Thanks. This method takes about 5 minutes on a 6 GB file, so we'll keep looking for alternate methods. I was hoping to avoid the secondary file method, but that seems like the only solution now. Unless maybe there's a character sequence in the binary format that represents a new page that we could grep (or something similar)?

Joel

litos
Posts: 1
Joined: 20 May 2011, 14:21

Re: Number of Output Pages

Post by litos » 02 Jun 2011, 17:50

Hi Joel and Michael,

I think I have come up with a faster solution for finding the page count of an sdds file.

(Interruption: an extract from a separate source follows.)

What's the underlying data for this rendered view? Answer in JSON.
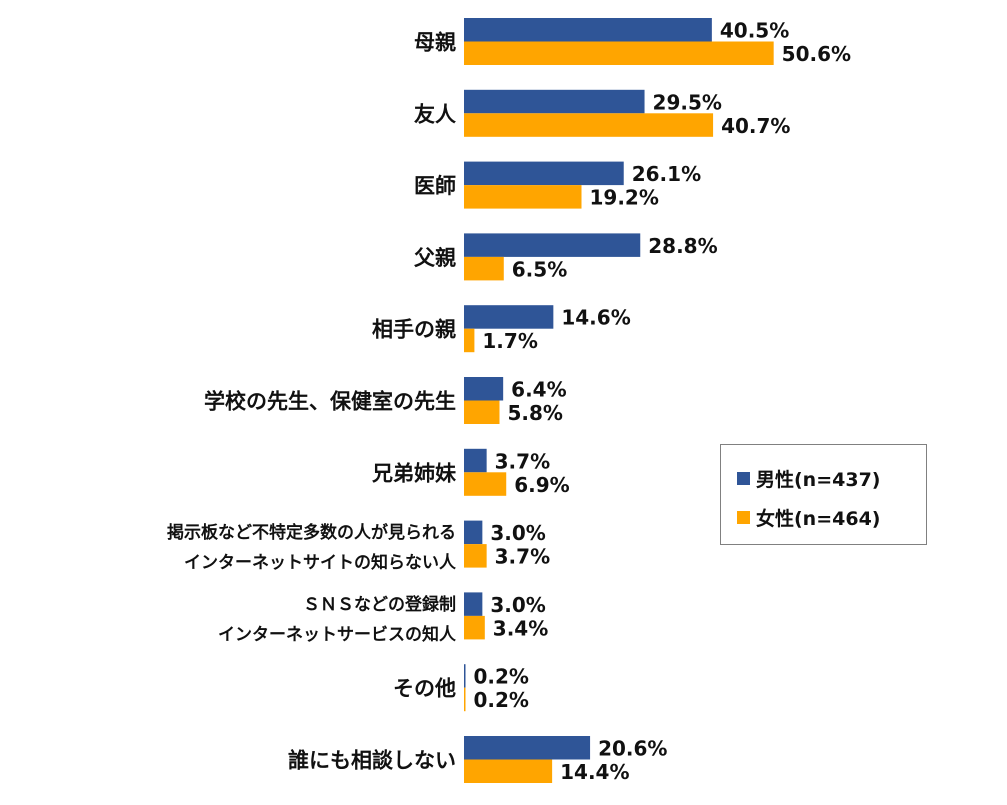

I use sddscollapse on the original input file, then define a parameter in the new file that is simply the number of rows in the new file, which should be equal to the number of pages in the original input file. This can then be printed with sddsprintout.

For example:

Code: Select all

sddscollapse $1 -pipe=out -noWarning |\
    sddsprocess -pipe -noWarnings \
    "-define=parameter,pagecount,n_rows,type=long" |\
    sddsprintout -pipe=in -par=pagecount
I found this code can give the page count on a 6 GB file in about 10 seconds (the same file Joel was using for benchmarking, I believe).